What everyone needs to recognize is that patients with stage 4 CKD or ESRD ( dialysis ) usually have multiple risks .....its just not serum K at 6 in isolation.
60% of my wife's patients are diabetics
A large number are on high blood pressure meds ( sorry I don't have the % off hand ) .
In addition several of her patients are IV drug users and /or HIV positive
So with these patients the concern is that serum K once at 6 , could rapidly elevate to 7 and become life threatening.
Thats why they are interested in whether or not they will be able to use ZS-9 with these patients at serum K at 6 and then monitor them for the next hr or two to see if ZS-9 is lowering their serum K .
Clinical data to date shows ZS-9 significantly lowering serum K after the first hr.
I'm guessing those comments were being addressed to Adam .

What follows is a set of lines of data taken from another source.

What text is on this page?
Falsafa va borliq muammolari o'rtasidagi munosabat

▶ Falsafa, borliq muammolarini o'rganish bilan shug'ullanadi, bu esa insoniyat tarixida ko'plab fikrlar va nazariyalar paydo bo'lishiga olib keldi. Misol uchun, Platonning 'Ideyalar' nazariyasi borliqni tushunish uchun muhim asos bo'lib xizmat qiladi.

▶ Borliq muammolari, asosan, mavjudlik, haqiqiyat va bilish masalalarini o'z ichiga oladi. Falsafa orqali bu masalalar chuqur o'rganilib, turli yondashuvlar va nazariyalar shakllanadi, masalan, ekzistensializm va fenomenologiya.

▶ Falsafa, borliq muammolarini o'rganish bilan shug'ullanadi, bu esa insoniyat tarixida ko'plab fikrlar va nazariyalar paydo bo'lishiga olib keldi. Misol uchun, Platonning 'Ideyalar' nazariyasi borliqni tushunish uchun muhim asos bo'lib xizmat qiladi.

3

Re Calcium in Veltassa . So far RLYP has not detected elevations in Serum Ca from its clinical trials but those in Renal ( CKD ) are concerned about potential Ca load and will want a calcium balance study to measure calcium deposits.
CKD patients are I think the majority of the HK cases , and the feedback I get from those in the CKD field is that they still prefer the clinical profile of ZS-9 , like its faster on set of action etc .
But all eyes will be on long term data this Sat ....can ZS-9 at 10 gms maintain normalized serum K better then Veltassa , and do so with a better safety profile ?
Some claim ZS-9 will not be used because its a "sodium bomb "
From Pharmactherapy 2015
" Altho higher doses of ZS-9 have been associated with modest increases in the rate of Edema and Hypokalemia , the over all adverse event rate is similar to placebo "
So far the data on use of 10gms of ZS-9 shows that the few patients who experienced Edema , ALL had the condition resolve without treatment .
We will find out a lot more on Nov 7th at the Kidney wk presentation .
I am long both ZSPH and RLYP
In your Oct 29th , 5.38pm post you wrote you would use Kayexelate with a patient serum K from 6.5 to 7.
Now you write " Kayexelate with bicarb and /or glucose /insulin "
No 2 patients are the same. The patient I was referring to had other diseases co occurring with with his Kidney disease.. My wife works mostly with dialysis patients at a large hospital . Most of the patients are low income , often minorities , some are also IV drug user's , HIV patients and of the prison population .
If you work with sicked patients ....you have my utmost respect.